CommonLit Readability Project
Posted on Tuesday, August 3rd, 2021
Client | Leanne Seaward |
Professor(s) | Leanne Seaward, |
Program | Computer Programmer Diploma (0336X) |
Students | Lutfi Cildir Parnoor Singh Gill Abdullah Zeki Ilgun David Lee Marcelo Monteiro de Silva |
Project Description:
CommonLit Readability Prize is a Kaggle machine learning contest that challenges participants to create algorithms that can rate the complexity of passages of text and place them on a 3-12 scale. The idea is to produce a cost-effective measure that CommonLit Inc, a nonprofit education technology organization can use to provide learning materials for teachers and students. Under the guidance of Algonquin College Professor Leanne Seaward we sought to address the problem using a combination of a fine-tuned BERT (Bidirectional Encoder Representations from Transformers) deep learning model and other natural-language processing models.

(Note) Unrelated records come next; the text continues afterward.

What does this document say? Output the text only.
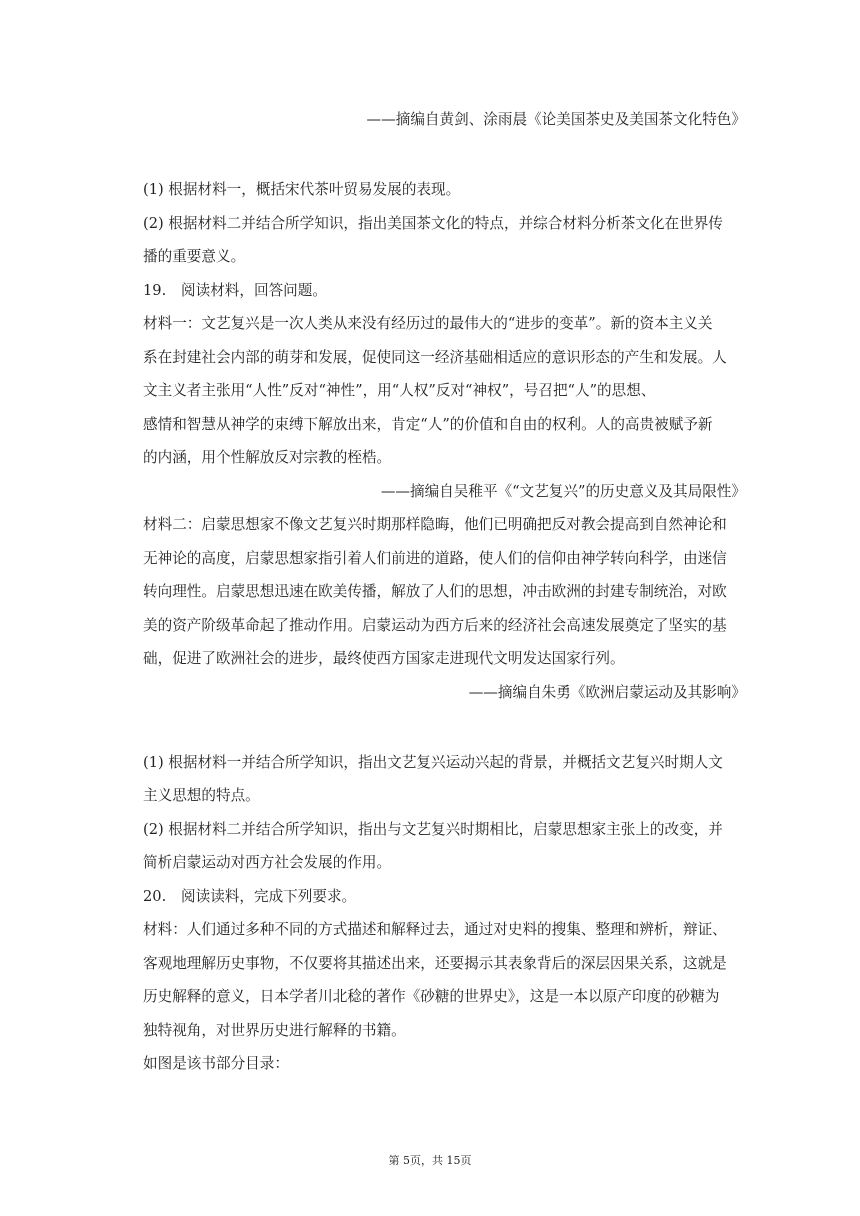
——摘编自黄剑、涂雨晨《论美国茶史及美国茶文化特色》
(1) 根据材料一，概括宋代茶叶贸易发展的表现。
(2) 根据材料二并结合所学知识，指出美国茶文化的特点，并综合材料分析茶文化在世界传
播的重要意义。
19. 阅读材料，回答问题。
材料一：文艺复兴是一次人类从来没有经历过的最伟大的“进步的变革”。新的资本主义关
系在封建社会内部的萌芽和发展，促使同这一经济基础相适应的意识形态的产生和发展。人
文主义者主张用“人性”反对“神性”，用“人权”反对“神权”，号召把“人”的思想、
感情和智慧从神学的束缚下解放出来，肯定“人”的价值和自由的权利。人的高贵被赋予新
的内涵，用个性解放反对宗教的桎梏。
——摘编自吴稚平《“文艺复兴”的历史意义及其局限性》
材料二：启蒙思想家不像文艺复兴时期那样隐晦，他们已明确把反对教会提高到自然神论和
无神论的高度，启蒙思想家指引着人们前进的道路，使人们的信仰由神学转向科学，由迷信
转向理性。启蒙思想迅速在欧美传播，解放了人们的思想，冲击欧洲的封建专制统治，对欧
美的资产阶级革命起了推动作用。启蒙运动为西方后来的经济社会高速发展奠定了坚实的基
础，促进了欧洲社会的进步，最终使西方国家走进现代文明发达国家行列。
——摘编自朱勇《欧洲启蒙运动及其影响》
(1) 根据材料一并结合所学知识，指出文艺复兴运动兴起的背景，并概括文艺复兴时期人文
主义思想的特点。
(2) 根据材料二并结合所学知识，指出与文艺复兴时期相比，启蒙思想家主张上的改变，并
简析启蒙运动对西方社会发展的作用。
20. 阅读读料，完成下列要求。
材料：人们通过多种不同的方式描述和解释过去，通过对史料的搜集、整理和辨析，辩证、
客观地理解历史事物，不仅要将其描述出来，还要揭示其表象背后的深层因果关系，这就是
历史解释的意义，日本学者川北稔的著作《砂糖的世界史》，这是一本以原产印度的砂糖为
独特视角，对世界历史进行解释的书籍。
如图是该书部分目录：
第 5页，共 15页
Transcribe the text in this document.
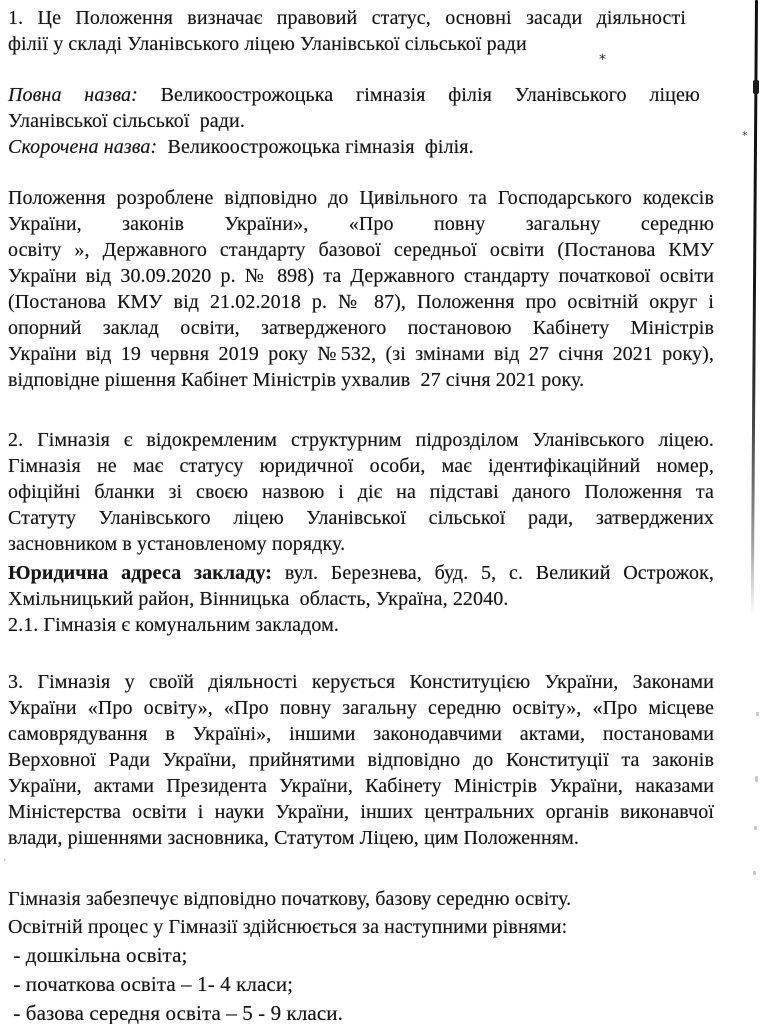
1. Це Положення визначає правовий статус, основні засади діяльності
філії у складі Уланівського ліцею Уланівської сільської ради
Повна назва: Великоострожоцька гімназія філія Уланівського ліцею
Уланівської сільської  ради.
Скорочена назва:  Великоострожоцька гімназія  філія.
Положення розроблене відповідно до Цивільного та Господарського кодексів
України, законів України», «Про повну загальну середню
освіту », Державного стандарту базової середньої освіти (Постанова КМУ
України від 30.09.2020 р. № 898) та Державного стандарту початкової освіти
(Постанова КМУ від 21.02.2018 р. № 87), Положення про освітній округ і
опорний заклад освіти, затвердженого постановою Кабінету Міністрів
України від 19 червня 2019 року №532, (зі змінами від 27 січня 2021 року),
відповідне рішення Кабінет Міністрів ухвалив  27 січня 2021 року.
2. Гімназія є відокремленим структурним підрозділом Уланівського ліцею.
Гімназія не має статусу юридичної особи, має ідентифікаційний номер,
офіційні бланки зі своєю назвою і діє на підставі даного Положення та
Статуту Уланівського ліцею Уланівської сільської ради, затверджених
засновником в установленому порядку.
Юридична адреса закладу: вул. Березнева, буд. 5, с. Великий Острожок,
Хмільницький район, Вінницька  область, Україна, 22040.
2.1. Гімназія є комунальним закладом.
3. Гімназія у своїй діяльності керується Конституцією України, Законами
України «Про освіту», «Про повну загальну середню освіту», «Про місцеве
самоврядування в Україні», іншими законодавчими актами, постановами
Верховної Ради України, прийнятими відповідно до Конституції та законів
України, актами Президента України, Кабінету Міністрів України, наказами
Міністерства освіти і науки України, інших центральних органів виконавчої
влади, рішеннями засновника, Статутом Ліцею, цим Положенням.
Гімназія забезпечує відповідно початкову, базову середню освіту.
Освітній процес у Гімназії здійснюється за наступними рівнями:
- дошкільна освіта;
- початкова освіта – 1- 4 класи;
- базова середня освіта – 5 - 9 класи.
*
*
,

The prototype reads a CSV (Comma Separated Value) file containing sample sentences and produces a CSV with model targeting information. The prototype uses the fine-tuned BERT model and is currently scripted, with no user interface. The output is a CSV file containing pairs of unique identifiers and generated target scores that evaluated by the Kaggle CommonLit Readability contest to determine the value of the results.
Short Description:
A machine learning contest submission combining natural language toolkits with a fine-tuned machine learning model in order to sort reading material based on reading grade level. Ideally this would be useful in the education system.